Syrian army thrusts east to break siege of Deir al-Zor city
BEIRUT - Reuters
The advance on the eastern city marks another stinging setback for the once-triumphant ISIL, fast retreating in both Iraq and Syria as its self-declared caliphate crumbles.
Syrian troops were rapidly approaching the city on Sept. 4, reaching a point three km from their comrades in the city, state television reported.
Deir al-Zor's provincial governor said on Sept. 4 he expected the army to reach the city by Sept. 5 night. A military media unit run by the government's ally Hezbollah said the advancing forces were heading to the besieged garrison's camp on the city outskirts.
"ISIL is in confusion. There is no leadership or centralised control," said a commander in the military alliance supporting Syrian President Bashar al-Assad.
Hemmed in on all sides, ISIL is falling back on a last Euphrates stronghold downstream of Deir al-Zor in the towns of al-Mayadin and al-Bukamal near the border with Iraq.
But as it has lost its core territory - defeated in Iraq's Mosul and yielding street after street in its de facto Syrian capital of Raqqa - the ultra-hardline group has still been able to launch attacks in the West and maintain a threat in other centres such as Libya.

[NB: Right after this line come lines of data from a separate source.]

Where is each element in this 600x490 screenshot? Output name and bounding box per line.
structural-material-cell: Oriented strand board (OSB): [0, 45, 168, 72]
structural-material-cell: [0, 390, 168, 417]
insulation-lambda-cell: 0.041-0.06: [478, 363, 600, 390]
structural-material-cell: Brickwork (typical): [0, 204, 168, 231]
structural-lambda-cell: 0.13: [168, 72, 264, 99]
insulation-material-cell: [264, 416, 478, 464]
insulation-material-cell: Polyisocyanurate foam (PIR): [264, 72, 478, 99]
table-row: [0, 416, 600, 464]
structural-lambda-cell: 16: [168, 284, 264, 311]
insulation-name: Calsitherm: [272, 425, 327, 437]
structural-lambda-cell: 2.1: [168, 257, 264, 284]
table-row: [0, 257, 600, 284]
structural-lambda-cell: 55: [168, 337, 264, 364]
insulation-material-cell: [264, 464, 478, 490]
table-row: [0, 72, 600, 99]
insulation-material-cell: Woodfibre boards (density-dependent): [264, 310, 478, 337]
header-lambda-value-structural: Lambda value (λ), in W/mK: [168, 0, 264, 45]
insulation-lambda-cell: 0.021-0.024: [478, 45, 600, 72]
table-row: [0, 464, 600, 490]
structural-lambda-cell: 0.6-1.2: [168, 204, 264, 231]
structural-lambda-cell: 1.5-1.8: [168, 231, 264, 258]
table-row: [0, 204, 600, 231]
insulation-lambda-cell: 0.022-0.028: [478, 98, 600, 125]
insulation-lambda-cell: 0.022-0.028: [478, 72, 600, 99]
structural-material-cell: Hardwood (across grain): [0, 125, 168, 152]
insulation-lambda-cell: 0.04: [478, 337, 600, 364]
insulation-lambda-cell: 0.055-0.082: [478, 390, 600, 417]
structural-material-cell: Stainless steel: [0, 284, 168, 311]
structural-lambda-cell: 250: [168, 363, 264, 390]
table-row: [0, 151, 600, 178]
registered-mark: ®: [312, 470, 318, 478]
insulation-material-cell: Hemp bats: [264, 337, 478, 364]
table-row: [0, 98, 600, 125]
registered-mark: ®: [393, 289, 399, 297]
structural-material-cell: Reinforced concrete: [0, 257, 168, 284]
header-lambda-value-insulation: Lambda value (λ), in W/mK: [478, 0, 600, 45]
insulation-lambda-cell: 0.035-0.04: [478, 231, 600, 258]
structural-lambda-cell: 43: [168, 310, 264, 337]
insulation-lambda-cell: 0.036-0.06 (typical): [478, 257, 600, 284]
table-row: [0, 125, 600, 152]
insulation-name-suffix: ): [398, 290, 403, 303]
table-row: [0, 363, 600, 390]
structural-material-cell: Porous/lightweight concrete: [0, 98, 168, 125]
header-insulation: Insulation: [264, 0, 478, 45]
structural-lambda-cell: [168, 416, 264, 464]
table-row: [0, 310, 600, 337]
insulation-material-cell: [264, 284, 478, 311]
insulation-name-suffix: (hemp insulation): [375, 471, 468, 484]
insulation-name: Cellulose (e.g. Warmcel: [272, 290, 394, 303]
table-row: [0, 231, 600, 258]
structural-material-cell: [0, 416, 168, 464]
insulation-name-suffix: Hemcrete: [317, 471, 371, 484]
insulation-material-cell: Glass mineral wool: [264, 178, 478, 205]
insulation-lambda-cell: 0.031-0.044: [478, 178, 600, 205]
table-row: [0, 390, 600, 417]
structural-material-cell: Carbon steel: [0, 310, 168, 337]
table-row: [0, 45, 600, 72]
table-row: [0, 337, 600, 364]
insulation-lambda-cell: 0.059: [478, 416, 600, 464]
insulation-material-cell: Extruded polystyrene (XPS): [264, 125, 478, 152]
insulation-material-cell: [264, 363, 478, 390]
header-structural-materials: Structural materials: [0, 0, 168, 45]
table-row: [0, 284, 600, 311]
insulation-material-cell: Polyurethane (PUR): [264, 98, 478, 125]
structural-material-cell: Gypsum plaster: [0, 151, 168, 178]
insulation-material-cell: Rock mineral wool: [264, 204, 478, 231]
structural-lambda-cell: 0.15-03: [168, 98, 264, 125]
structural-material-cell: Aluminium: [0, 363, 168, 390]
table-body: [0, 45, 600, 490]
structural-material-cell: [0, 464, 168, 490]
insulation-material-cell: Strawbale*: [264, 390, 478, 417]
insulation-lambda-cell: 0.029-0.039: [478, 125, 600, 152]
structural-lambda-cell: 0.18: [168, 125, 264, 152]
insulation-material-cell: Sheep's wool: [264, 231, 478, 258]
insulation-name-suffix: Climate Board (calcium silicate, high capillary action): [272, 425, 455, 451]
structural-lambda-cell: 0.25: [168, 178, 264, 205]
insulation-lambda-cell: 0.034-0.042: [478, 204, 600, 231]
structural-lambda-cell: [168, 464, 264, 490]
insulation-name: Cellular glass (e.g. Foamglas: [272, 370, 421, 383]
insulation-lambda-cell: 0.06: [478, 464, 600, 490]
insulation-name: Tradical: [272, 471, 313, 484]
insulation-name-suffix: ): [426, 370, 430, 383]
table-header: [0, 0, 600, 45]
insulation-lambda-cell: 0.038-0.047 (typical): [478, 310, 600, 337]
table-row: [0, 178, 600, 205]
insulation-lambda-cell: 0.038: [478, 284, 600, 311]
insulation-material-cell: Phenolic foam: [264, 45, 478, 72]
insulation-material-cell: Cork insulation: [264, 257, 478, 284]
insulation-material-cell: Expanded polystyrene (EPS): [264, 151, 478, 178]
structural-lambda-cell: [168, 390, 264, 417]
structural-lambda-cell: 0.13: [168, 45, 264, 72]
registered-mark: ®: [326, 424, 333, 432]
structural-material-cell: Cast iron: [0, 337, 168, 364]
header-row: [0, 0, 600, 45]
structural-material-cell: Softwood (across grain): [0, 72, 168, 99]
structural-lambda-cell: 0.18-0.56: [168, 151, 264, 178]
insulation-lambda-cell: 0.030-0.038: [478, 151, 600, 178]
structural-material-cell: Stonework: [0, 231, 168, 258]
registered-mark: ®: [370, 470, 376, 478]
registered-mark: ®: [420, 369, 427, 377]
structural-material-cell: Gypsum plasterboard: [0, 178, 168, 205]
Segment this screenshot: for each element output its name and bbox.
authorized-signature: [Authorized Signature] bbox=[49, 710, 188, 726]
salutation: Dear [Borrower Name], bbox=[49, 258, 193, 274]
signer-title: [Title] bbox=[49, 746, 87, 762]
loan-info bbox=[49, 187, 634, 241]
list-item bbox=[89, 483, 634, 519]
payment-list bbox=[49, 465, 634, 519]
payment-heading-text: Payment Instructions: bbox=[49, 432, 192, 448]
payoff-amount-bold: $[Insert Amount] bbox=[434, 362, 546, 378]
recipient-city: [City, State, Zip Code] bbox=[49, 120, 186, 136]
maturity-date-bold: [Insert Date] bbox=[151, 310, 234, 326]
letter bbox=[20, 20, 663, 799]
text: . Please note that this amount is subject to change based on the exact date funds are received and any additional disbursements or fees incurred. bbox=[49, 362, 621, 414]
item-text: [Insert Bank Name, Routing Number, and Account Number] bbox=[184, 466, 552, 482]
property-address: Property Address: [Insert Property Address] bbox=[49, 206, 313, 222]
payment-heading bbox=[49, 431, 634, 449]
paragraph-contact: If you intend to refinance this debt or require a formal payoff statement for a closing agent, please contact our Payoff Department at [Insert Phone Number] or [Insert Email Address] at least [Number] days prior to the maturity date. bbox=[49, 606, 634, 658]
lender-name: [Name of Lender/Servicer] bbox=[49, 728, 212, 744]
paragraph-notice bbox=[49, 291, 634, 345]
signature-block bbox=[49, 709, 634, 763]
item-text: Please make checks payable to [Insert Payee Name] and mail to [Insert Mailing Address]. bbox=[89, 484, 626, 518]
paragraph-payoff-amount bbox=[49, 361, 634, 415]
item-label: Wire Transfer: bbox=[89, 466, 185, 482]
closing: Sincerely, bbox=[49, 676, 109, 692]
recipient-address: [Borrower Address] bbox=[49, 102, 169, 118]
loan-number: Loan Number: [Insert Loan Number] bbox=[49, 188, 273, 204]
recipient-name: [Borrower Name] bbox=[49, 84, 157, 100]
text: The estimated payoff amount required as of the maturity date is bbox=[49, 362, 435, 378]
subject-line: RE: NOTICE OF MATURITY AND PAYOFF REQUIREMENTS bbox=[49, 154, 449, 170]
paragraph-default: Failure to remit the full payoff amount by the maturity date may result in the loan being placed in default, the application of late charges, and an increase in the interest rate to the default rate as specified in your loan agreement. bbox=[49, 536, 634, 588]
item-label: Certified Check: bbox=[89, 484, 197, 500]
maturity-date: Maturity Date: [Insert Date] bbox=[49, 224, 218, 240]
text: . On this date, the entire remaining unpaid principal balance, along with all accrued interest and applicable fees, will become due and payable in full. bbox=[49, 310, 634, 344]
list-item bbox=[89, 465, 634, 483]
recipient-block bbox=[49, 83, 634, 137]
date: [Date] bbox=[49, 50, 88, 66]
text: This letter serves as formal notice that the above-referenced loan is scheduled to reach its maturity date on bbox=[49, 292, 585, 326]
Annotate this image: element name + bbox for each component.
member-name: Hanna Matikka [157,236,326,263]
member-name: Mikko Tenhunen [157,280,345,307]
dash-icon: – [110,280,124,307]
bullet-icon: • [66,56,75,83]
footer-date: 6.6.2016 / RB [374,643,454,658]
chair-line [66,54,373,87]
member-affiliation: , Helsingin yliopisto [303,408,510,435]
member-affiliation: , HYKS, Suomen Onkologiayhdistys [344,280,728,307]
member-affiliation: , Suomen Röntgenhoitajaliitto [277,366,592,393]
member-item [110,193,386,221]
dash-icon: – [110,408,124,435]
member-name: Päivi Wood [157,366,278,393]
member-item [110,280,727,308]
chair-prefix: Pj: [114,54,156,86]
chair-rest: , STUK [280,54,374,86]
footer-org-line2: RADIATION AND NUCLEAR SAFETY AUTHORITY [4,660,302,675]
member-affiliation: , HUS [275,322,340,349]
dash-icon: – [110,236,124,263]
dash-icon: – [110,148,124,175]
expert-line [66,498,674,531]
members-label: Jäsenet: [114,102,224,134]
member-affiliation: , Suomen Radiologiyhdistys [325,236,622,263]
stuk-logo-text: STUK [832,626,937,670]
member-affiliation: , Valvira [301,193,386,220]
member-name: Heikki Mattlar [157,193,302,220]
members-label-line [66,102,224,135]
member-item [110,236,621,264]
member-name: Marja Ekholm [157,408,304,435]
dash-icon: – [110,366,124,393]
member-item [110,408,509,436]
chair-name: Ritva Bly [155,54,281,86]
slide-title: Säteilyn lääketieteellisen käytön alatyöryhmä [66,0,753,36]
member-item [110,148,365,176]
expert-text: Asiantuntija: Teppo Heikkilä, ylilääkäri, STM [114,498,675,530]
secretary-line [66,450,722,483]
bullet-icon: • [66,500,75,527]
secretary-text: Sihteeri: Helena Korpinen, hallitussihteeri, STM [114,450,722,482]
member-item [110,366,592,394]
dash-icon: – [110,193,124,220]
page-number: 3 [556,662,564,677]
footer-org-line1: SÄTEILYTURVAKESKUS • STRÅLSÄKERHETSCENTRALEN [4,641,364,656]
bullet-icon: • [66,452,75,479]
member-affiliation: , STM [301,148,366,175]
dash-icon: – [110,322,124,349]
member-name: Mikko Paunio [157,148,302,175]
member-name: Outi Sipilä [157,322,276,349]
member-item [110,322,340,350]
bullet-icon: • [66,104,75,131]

In ISIL-encircled Deir al-Zor, news of the army's approach prompted people to take to the streets to celebrate, governor Mohammed Ibrahim Samra said by phone.
The city has been cut off since 2013, after rebel groups rose up against Assad during the first flush of Syria's six-year war. ISIL then overran rebel positions and surrounded the army's enclave in the city in 2014.
It was a major prize. Deir al-Zor is the centre of Syria's oil industry, a source of wealth to the group and a serious loss to Damascus. As the army has pushed east in recent months, oil and gas fields have once more fallen to the government.
ISIL fighters have stepped up efforts this year to seize the enclave before the army could arrive. In January, they managed to sever it from the military airbase in the city and take over a nearby hill, further straining its links to the outside.
During the long siege, the city has been supplied via high-altitude air drops. The United Nations said in August it estimated there were 93,000 civilians in the government's Deir al-Zor pocket, where conditions were "extremely difficult.”
"Despite all this and despite the shelling and injured, things are running in the city. The institutions are running, the bakeries. Water is also pumped twice a week to our residents, aid is distributed daily," governor Samra said.